Une sélection soignée de la musique populaire chilienne

Les enregistrements de Violeta Parra sont restés aux AIMP sans aucune note ni description concernant leur contenu. Désormais, ce contenu a été partiellement identifié, et nous espérons que ce projet pourra ouvrir de nouvelles perspectives pour les chercheurs et chercheuses intéressé-e-s par le travail de Violeta Parra, en leur permettant d’approfondir l’étude de ces bandes magnétiques.

Malgré l’absence de toute description détaillée, comme Violeta le mentionne dans sa lettre, le contenu des phonogrammes a été soigneusement sélectionné par elle-même. La lettre émouvante que Violeta a envoyée à son ami José María Palacios le 4 juin 1963 montre l’importance que représentaient pour elle ces enregistrements, ainsi que la relation étroite qu’elle avait établie avec nombre de chanteurs et chanteuses enregistré-e-s, auxquel-le-s elle se réfère avec affection et à qui elle adresse ses salutations.

Comme dans certains autres concerts enregistrés de Violeta Parra à Genève, on perçoit chez elle une intention pédagogique. Dans ses concerts, tout comme dans ces enregistrements, Violeta explique, donne des exemples et « décompose » la musique afin de proposer au public étranger, particulièrement genevois, des clés d’écoute et d’appréciation des traditions musicales chiliennes.

Sur les bandes du fonds Violeta Parra conservé au MEG, on retrouve ce même esprit. Comme l’exprime l’ethnomusicologue Rodrigo Torres, Violeta a quelque part « planté le drapeau chilien » à Genève à travers ces enregistrements, qui rassemblent un échantillon assez représentatif de la géographie musicale du Chili. Il convient toutefois de rappeler que, comme Violeta l’avait également compris en son temps, les chants, les danses et les expressions de la culture populaire transmis oralement sont profondément liés aux personnes qui les portent et ne sont donc pas statiques.

L’identification du contenu et la description complète des quatre bandes magnétiques peuvent être consultées dans le catalogue des AIMP, accessible sur le site internet du MEG :

Ce travail d’identification et d’analyse a été rendu possible grâce à l’aide précieuse de Paula Miranda et Rodrigo Torres, ainsi qu’à l’Archivo Sonoro de Música Tradicional (ASMT, archives sonores de musique traditionnelle) de l’Université du Chili.
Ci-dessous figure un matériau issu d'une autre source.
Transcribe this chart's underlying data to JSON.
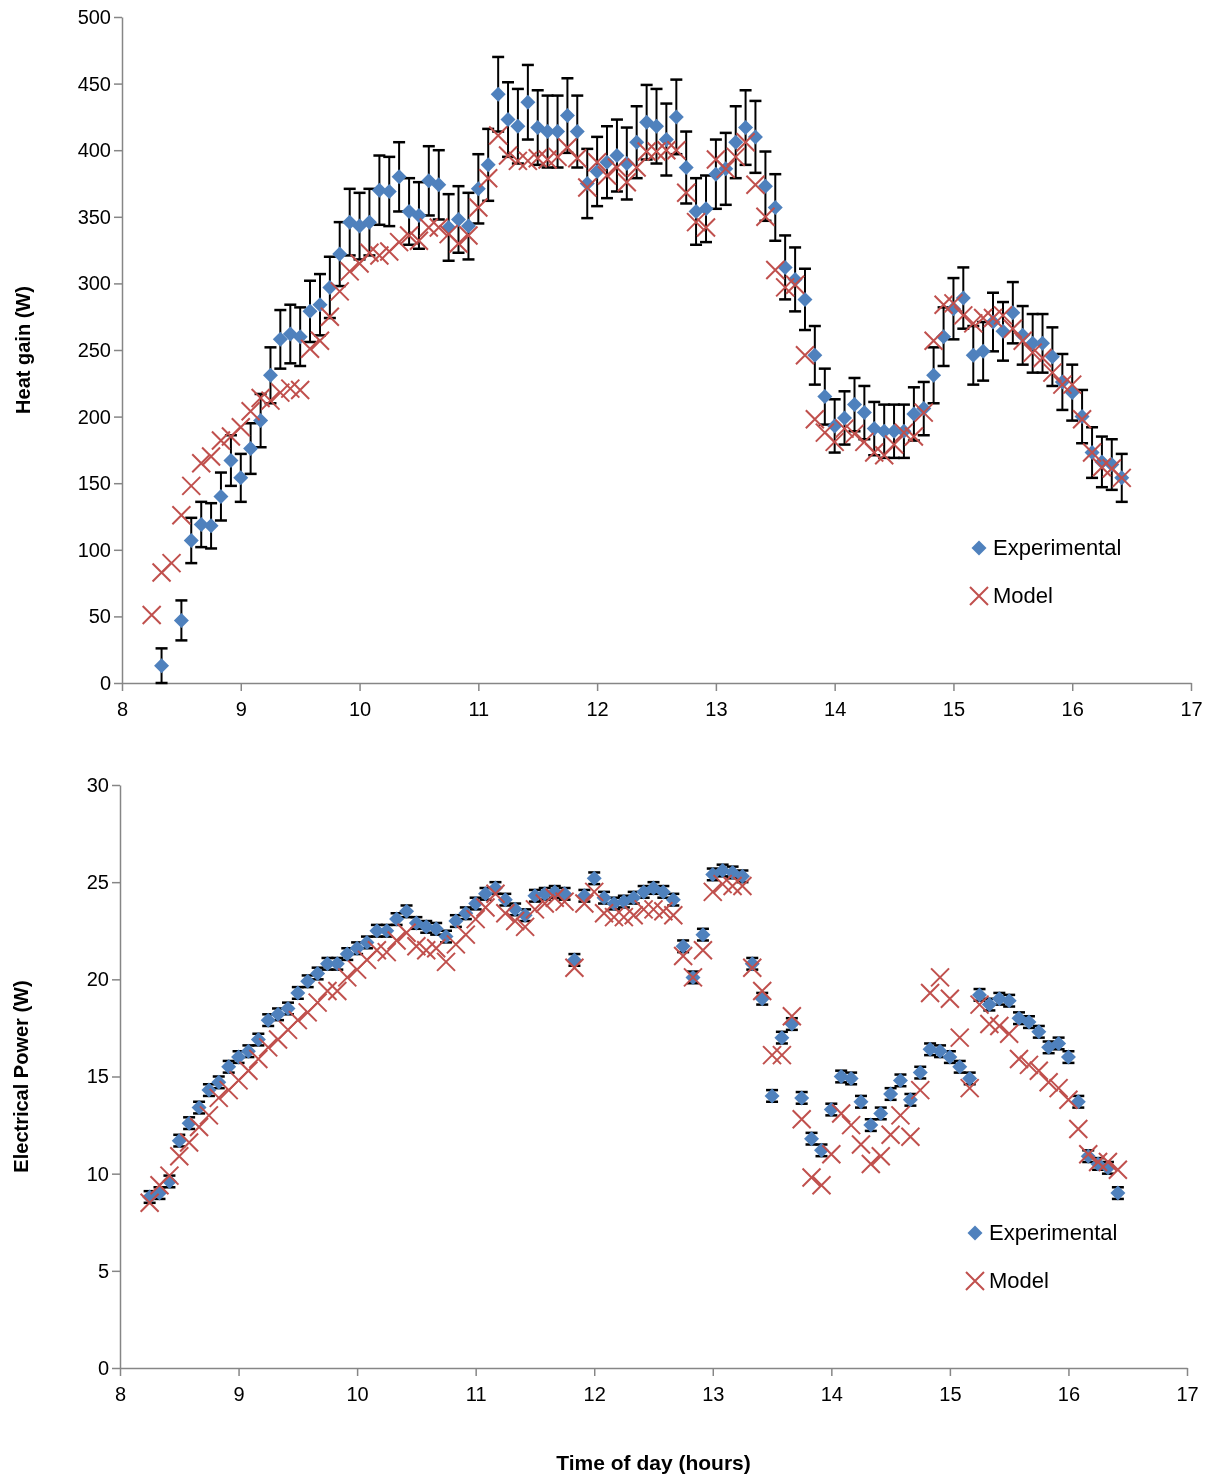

L’existence de certaines copies conservées à l’ASMT a aussi été corroborée par la consultation directe de ces archives par Jorge Pacheco Escobar en janvier 2026, qui a également réalisé des transcriptions musicales des démonstrations de percussion et d’accordages de tradition paysanne, consignés sur les troisième et quatrième bandes (BD552 et BD553). Finalement, les transcriptions et traductions vers l’espagnol des chants mapuche ont été effectuées par Elisa Loncon et sont extraites du livre Violeta Parra en el Wallmapu, su encuentro con el canto mapuche (2017).

Les contenus sonores des bandes peuvent être regroupés en six catégories : canto a lo divino (chant au divin), des enregistrements de terrain de la fête de La Tirana, des cuecas et tonadas, des chants mapuche, des démonstrations de rythmes et d’accordages de tradition paysanne et des interprétations par Violeta de chants recueillis ou ses propres compositions.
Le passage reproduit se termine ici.